The site of Tel Miqne-Ekron, excavated by the Hebrew University and the Albright Institute of Archaeological Research (1981–1996) under the direction of Trude Dothan and Seymour Gitin, revealed cities extending from the Late Bronze Age down through the Iron Age.

During the Late Bronze Age, a massive conflagration destroyed the Canaanite city. Ekron’s municipal layout and material culture changed dramatically after that. In the Iron Age I layers, archaeologists have found mostly Philistine monochrome and local forms of pottery. Philistine monochrome and bichrome pottery, decorated with geometric forms, including spirals and squares, and with images of fish and birds, then replaced such earlier types in subsequent strata. The style reflects the Mycenaean pottery of mainland Greece, but neutron activation analysis indicates that they were made of local clays. Several pottery kilns at Ekron indicate the local production of pottery. Also, the diet of Ekron’s inhabitants was now very different from that of their predecessors. They added pig to the regular diet, a proportion that goes up from 14 percent in Stratum VII to 26 percent in Stratum V. Many scholars have suggested that these combined features represent the immigration of the Sea Peoples who, according to the Egyptian ruler Ramesses III, settled along the southern coastal plain of Canaan. The Bible refers to such Aegean people as “Philistine.”

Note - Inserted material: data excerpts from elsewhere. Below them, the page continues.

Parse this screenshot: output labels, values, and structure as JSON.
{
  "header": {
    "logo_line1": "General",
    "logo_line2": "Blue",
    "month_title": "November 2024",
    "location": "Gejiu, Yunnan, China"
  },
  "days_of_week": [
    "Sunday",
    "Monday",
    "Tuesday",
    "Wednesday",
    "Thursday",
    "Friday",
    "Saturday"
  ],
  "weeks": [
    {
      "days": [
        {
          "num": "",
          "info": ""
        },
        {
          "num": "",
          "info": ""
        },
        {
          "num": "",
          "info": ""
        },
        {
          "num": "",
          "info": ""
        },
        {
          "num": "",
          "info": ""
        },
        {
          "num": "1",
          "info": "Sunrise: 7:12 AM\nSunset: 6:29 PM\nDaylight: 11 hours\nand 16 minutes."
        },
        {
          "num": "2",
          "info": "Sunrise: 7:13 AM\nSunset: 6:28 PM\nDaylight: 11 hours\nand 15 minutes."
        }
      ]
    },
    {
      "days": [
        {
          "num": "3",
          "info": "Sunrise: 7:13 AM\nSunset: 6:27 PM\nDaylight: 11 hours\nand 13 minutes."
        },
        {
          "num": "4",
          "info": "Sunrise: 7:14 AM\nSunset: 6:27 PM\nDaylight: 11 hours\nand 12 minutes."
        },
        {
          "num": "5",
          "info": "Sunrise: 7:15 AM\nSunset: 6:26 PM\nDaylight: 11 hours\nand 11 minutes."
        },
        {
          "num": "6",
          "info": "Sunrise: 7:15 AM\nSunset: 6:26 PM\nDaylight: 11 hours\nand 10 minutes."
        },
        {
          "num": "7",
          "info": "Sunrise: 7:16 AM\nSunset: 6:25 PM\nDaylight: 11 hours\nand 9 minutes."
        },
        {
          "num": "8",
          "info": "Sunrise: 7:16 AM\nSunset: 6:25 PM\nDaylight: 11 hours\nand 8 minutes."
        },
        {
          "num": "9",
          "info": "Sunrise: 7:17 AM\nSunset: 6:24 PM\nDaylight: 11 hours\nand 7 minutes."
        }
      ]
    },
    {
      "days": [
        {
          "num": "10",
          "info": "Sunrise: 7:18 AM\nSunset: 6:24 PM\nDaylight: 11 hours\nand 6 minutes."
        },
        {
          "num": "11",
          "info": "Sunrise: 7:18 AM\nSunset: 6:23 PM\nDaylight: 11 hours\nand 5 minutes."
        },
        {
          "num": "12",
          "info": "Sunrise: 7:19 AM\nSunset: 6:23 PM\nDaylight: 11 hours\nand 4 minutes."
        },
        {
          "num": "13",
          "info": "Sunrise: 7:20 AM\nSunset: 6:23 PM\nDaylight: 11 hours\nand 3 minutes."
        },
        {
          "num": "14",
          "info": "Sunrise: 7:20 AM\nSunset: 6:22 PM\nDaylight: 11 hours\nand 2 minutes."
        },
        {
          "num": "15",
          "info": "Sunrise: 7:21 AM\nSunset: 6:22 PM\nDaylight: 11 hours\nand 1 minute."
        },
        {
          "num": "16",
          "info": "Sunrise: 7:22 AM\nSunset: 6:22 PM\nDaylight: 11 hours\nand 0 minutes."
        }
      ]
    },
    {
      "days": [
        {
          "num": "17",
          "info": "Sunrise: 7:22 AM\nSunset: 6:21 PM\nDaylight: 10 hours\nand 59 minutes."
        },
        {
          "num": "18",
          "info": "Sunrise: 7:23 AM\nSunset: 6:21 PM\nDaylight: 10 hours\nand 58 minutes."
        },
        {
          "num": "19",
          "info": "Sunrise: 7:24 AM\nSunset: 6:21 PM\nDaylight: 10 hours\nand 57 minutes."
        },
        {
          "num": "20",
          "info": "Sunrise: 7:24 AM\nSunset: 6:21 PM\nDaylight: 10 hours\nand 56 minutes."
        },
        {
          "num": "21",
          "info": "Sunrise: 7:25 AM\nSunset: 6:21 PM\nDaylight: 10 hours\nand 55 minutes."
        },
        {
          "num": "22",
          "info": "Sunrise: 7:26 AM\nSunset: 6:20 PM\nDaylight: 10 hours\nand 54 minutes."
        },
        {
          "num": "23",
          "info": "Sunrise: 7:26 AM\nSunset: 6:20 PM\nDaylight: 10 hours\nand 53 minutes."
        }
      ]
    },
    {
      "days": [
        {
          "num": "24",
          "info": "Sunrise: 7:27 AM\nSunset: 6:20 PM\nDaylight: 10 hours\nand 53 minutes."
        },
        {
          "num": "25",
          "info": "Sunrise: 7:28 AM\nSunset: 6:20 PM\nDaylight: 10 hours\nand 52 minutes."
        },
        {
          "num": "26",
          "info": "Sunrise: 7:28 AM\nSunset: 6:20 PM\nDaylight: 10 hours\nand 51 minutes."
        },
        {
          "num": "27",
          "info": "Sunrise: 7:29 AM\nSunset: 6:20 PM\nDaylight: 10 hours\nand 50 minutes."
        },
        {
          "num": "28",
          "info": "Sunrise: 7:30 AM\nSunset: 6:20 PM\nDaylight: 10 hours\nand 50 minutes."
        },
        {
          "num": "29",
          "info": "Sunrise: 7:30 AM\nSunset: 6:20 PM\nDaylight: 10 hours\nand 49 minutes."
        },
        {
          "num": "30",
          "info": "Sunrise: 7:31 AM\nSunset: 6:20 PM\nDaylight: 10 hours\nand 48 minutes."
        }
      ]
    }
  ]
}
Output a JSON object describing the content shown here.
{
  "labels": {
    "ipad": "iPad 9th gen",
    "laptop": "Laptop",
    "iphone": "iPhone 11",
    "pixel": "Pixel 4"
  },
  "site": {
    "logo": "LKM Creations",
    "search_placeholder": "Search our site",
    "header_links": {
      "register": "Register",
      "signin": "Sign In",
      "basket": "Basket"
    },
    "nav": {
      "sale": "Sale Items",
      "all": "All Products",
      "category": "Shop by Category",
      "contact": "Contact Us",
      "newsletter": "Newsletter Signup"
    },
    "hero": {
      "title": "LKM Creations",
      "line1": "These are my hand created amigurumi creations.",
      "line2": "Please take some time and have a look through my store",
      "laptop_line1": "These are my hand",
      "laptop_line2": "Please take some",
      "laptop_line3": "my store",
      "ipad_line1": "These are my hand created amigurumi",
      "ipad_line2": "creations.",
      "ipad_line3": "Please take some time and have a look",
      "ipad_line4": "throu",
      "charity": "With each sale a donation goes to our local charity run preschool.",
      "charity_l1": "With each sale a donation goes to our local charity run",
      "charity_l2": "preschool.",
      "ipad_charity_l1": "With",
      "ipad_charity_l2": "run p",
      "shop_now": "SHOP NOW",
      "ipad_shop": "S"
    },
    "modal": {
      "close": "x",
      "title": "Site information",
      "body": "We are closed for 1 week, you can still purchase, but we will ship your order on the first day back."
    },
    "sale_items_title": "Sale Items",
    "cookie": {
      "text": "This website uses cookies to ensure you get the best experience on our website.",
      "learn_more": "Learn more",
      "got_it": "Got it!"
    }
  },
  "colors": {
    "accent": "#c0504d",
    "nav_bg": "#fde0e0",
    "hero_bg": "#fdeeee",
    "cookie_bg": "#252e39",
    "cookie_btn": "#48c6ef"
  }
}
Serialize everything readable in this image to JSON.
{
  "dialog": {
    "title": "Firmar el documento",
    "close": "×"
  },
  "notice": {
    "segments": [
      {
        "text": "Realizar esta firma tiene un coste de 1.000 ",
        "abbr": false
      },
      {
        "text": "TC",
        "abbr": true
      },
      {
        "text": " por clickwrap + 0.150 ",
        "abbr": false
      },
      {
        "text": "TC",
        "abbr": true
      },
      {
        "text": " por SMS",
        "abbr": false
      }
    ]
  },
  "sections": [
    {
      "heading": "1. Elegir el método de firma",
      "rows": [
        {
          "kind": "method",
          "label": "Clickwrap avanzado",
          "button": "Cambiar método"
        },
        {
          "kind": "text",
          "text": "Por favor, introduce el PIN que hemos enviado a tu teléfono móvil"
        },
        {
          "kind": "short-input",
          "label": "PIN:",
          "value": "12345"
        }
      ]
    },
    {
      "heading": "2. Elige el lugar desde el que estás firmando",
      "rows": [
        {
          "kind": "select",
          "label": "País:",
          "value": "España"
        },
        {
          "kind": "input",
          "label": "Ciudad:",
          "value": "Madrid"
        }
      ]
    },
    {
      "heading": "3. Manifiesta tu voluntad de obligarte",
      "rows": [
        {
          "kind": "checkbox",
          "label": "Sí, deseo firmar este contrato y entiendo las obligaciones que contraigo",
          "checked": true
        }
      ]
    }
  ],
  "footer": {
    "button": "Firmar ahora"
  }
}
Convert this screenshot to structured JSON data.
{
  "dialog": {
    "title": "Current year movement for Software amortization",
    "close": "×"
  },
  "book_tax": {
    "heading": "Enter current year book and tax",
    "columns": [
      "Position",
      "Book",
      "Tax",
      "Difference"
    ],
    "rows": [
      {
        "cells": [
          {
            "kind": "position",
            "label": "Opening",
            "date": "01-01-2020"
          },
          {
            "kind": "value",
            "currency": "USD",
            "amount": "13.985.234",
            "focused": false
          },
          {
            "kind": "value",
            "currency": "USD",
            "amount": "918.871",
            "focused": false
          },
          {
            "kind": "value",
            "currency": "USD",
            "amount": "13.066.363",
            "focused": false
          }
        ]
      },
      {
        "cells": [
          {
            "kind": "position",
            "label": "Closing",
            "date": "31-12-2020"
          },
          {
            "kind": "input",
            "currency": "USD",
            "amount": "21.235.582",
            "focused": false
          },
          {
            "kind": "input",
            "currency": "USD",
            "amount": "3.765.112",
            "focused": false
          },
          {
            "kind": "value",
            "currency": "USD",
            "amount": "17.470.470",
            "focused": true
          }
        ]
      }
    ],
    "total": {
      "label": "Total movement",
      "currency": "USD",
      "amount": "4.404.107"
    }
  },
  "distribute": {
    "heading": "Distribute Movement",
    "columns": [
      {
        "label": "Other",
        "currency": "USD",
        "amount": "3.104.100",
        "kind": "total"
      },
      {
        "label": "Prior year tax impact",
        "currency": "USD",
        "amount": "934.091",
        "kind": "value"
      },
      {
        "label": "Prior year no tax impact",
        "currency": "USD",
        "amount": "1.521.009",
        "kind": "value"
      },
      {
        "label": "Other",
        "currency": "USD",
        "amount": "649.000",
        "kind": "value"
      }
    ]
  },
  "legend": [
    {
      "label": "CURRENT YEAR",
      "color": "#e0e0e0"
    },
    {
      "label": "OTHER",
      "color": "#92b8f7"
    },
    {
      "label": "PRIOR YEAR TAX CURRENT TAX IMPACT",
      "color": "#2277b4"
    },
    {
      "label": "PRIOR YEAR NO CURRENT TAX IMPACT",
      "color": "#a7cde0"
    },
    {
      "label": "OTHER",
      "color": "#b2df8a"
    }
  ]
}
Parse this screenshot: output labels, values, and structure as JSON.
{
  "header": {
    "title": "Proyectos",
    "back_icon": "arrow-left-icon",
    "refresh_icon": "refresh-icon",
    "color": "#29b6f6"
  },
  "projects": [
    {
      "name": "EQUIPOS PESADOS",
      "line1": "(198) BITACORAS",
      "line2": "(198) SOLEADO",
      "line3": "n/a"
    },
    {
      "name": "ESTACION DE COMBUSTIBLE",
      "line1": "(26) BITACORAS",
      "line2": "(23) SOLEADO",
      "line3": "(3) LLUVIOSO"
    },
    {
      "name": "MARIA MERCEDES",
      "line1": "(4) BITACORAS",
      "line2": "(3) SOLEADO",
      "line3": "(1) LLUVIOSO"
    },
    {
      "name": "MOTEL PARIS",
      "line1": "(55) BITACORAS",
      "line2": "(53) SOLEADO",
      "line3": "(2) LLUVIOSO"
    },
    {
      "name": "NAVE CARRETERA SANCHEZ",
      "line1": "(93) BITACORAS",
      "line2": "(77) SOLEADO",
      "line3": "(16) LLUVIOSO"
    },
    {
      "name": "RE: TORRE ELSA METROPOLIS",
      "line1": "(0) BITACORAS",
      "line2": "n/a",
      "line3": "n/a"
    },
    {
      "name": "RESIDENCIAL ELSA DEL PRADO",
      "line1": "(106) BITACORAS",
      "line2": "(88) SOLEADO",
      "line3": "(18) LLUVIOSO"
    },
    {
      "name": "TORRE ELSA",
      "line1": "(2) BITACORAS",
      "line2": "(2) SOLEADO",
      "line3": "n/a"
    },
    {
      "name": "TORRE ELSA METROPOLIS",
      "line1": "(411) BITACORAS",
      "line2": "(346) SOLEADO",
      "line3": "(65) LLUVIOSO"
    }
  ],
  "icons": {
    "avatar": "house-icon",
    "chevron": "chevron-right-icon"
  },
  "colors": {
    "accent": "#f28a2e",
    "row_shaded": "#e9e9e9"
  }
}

The remains of Ekron’s major temples also indicate an Aegean architectural style. In Field IV the ancient inhabitants built a series of cultic structures beginning in stratum VIIa where excavators uncovered a single open-hearth room. Later the people of Ekron expanded this architecture into a larger complex. By stratum V and IV, they had erected a large Philistine temple with a pillared hall extending to three bench rooms to the east. One room contained a high place (bamah) in which several metal finds included a ceremonial iron knife with an ivory handle. The later phase included a ceramic pomegranate vessel, a kernos, and an ivory head of a woman. Fire, perhaps set by the Israelites during the tenth century, destroyed the later phase of the stratum IVA building. Temple-Palace Complex 650, built slightly to the north, indicates the continuity of this area which the excavators labeled the “elite zone.”

In 1996 an inscription found in Temple-Palace Complex 650 conclusively confirmed the site as Philistine Ekron. It reads: “The house [which] Akhayush [Ikausu/Achish], son of Padi, son of Ysd, son of Ada, son of Ya’ir, ruler of Ekron, built for Pythodaia (Ptgyh), his lady. May she bless him, and protect him, and prolong his days, and bless his land.” A dynasty of five kings, two mentioned in the neo-Assyrian inscriptions, appear in this inscription as “ruler [sar] or Ekron.” Achish is a Greek name similar to that of the king of Gath (1 Sam. 21:11).

Nebuchadnezzar razed the site in 603 BC, and it remained abandoned for a period. Its destruction with that of other the Philistine cities of Ashdod, Ashkelon, and Gaza reminds one of the prophetic predictions found in the eighth and seventh-century prophets (Amos 1:8; Jer. 47:4-7, Zeph. 2:4 and Zech. 9:5-7).